I remember being a kid and visiting “old” people, mostly related to me. Many of them wore clothes that were at least two decades out of style, they went to the same beauty salon or barber shop every Friday, they used the same lotion on their hands, they made the same food, everything felt kind of stale and….old.   They watched TV shows that reminded them of years gone by, they tended to denigrate anything new, saying that none of it could be as good as it used to be.   And maybe nothing was as good as grandma’s peach pie from 1947, but, I’m sorry, nobody can convince me that Lawrence Welk was EVER the least bit entertaining to anyone.  I am not saying we should all be chasing after the newest new thing, that exhausts even twenty somethings and when I was a kid the creepiest thing in the world was that wild (drunk?) aunt in the corner who wanted to “hang out” with the kids and be “groovy.” (A term that even when I was ten was already out of date.) We don’t need every new iphone upgrade the minute it comes out, and it’s good for the environment and our pocketbooks if we wear the same LL Bean snow boots for fifteen winters. But life is not a straight line from birth to death, and it shouldn’t be. We will undoubtedly zig zag, change direction, and sometimes pivot into an entirely new place.

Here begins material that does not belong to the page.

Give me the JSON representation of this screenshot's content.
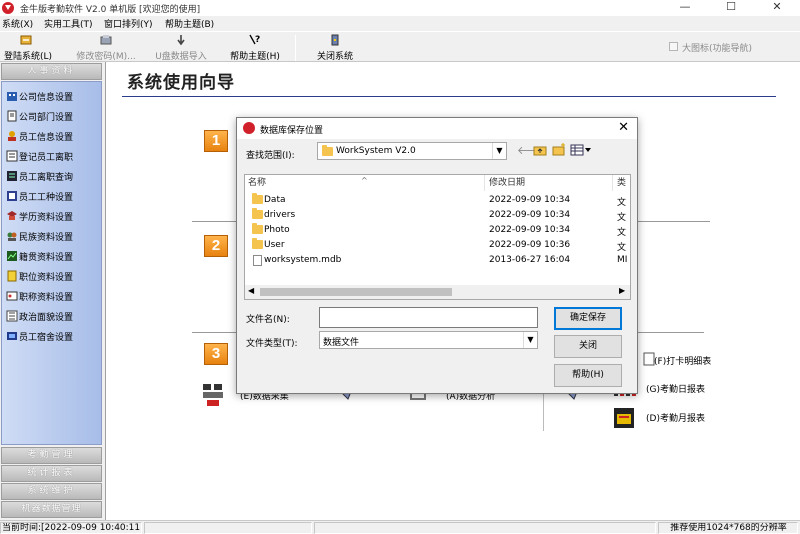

So I guess what I am now talking about is a real pivot, like, I am going to retire early, move to Montana and open up a used bookstore. (Maybe a decision not made as a way to generate income!) For most of us, this kind of drastic change is impractical or perhaps just too scary. But I have friends who are looking towards their third act and thinking….maybe? Maybe we rent our place and live on a house boat for a year. Maybe we do a late middle aged version of backbacking through Europe. (That might be called the airbnb version.)   Maybe we turn the kids’ bedroom of our house into our own airbnb for some extra cash, or maybe we ditch the car and leave the suburbs and move to a condo in that new, cool downtown area where we can walk everywhere. There are older people who travel the world as Peace Corps volunteers, or make annual pilgrimages to certain areas and help build a house with Habitat for Humanity. This time of life can also lead to re-examining old friendships and even marriages, wondering if they still provide the emotional sustenance we need moving into this third act. These are all pretty big changes to contemplate. But I think it may have to be at least a bit scary in order to be a true pivot. Because that’s kind of what a pivot is supposed to be, you take a step, you look fiercely forward and put all your weight on that foot and then you—-swing around and start moving in the completely opposite direction. The world looks jarringly different, kind of like when you were a kid and hung upside down from the monkey bars.

I am interested in life pivots any of you are contemplating or have done. It’s not for everybody, but I am thinking it just might be something to consider, and what the hell, add that hair flick for good measure.

3 thoughts on “The Pivot

  1. Debbie Alpert says:

    I just finished locking down the terms of my new job and then I read this. It’s just a 6 month gig so I may be doing some serious pivoting by the end of September. What lies ahead? Who knows. But it makes for a far more interesting adventure.

    1. Laurie Newbound says:

      Debbie, I think with freelancers like yourself your career gives you many more opportunities for that pivot. And, as you said, it definitely keeps things more interesting! Thanks for reading.

  2. Thanh says:

    Enjoyed looking through this, very good stuff, thanks.